Ma vivere questa esperienza fa sorgere inevitabilmente una domanda: da dove nasce questo male?
Sarebbe presuntuoso pretendere di rispondere ad una domanda che da sempre ha appassionato e fatto soffrire i più grandi ingegni dell’umanità? Per quello che abbiamo detto finora possiamo solo limitarci a rispondere che quest’esperienza che, poco o tanto a tutti tocca di vivere, è radicata in qualcosa di misterioso che è dentro il cuore dell’uomo. La tradizione cristiana ha chiamato questo “qualcosa”, il peccato originale ed ha cercato di descriverlo (cfr. Genesi 3): chi legge con intelligenza e disponibilità il racconto biblico del peccato originale si accorge facilmente di come esso non sia una “favoletta per bambini”, ma la descrizione di atteggiamenti e motivi essenziali alla vita di tutti gli uomini -noi compresi- ed attraverso questa narrazione difficile e complessa è come possibile intuire il come si sia radicata nel cuore dell’uomo la realtà del male, anche se di fronte a questa domanda è impossibile rispondere esaurientemente, capire tutto come si capisce tutto di un teorema di matematica.

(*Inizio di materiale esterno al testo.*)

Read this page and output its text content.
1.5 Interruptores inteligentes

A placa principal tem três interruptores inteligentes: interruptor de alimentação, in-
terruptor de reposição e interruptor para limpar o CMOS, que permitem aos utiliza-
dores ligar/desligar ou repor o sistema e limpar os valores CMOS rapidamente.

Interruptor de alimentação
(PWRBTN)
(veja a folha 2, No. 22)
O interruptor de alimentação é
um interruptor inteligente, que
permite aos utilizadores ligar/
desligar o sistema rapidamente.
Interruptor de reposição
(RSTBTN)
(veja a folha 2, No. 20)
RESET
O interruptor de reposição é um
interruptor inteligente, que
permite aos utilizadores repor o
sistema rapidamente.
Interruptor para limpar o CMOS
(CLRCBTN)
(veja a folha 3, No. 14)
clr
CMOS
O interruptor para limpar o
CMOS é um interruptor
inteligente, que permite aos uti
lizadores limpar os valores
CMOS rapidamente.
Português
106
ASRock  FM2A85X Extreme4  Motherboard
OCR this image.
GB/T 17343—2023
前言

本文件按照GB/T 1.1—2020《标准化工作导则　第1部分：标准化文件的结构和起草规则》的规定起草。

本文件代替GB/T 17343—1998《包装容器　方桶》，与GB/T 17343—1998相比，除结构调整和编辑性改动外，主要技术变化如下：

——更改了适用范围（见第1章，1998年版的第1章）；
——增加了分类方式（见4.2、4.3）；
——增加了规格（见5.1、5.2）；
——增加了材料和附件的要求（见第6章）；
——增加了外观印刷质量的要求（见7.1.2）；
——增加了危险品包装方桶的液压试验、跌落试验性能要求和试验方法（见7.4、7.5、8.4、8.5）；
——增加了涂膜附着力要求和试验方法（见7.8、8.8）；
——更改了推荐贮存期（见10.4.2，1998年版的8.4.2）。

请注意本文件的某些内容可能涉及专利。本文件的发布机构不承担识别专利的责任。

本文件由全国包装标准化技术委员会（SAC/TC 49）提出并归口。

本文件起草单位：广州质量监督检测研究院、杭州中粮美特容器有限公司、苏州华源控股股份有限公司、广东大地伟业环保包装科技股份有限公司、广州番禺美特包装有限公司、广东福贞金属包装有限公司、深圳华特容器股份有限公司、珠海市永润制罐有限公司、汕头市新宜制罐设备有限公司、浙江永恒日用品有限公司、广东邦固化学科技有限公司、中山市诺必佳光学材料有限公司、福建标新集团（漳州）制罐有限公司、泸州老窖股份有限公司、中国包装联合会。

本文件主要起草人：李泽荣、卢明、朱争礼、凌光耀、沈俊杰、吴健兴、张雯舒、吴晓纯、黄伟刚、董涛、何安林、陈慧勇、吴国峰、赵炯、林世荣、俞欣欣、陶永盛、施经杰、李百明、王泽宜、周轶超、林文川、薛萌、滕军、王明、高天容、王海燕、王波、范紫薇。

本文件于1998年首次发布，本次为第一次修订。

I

Comunque rimane un fatto incontestabile: il senso del peccato, della propria fragilità e sproporzione, è la via per cui l’uomo incontra il Dio cristiano.
E’ proprio questo che gli fa guardare con stupore, con appassionata devozione, l’annuncio che Dio è diventato uomo per aiutare il cammino di questa fragilità. E’ la scoperta che Dio è “Dives in misericordia”, ricco di misericordia, è la scoperta che Cristo arriva come un amico atteso, anche là dove io non penserei né vorrei.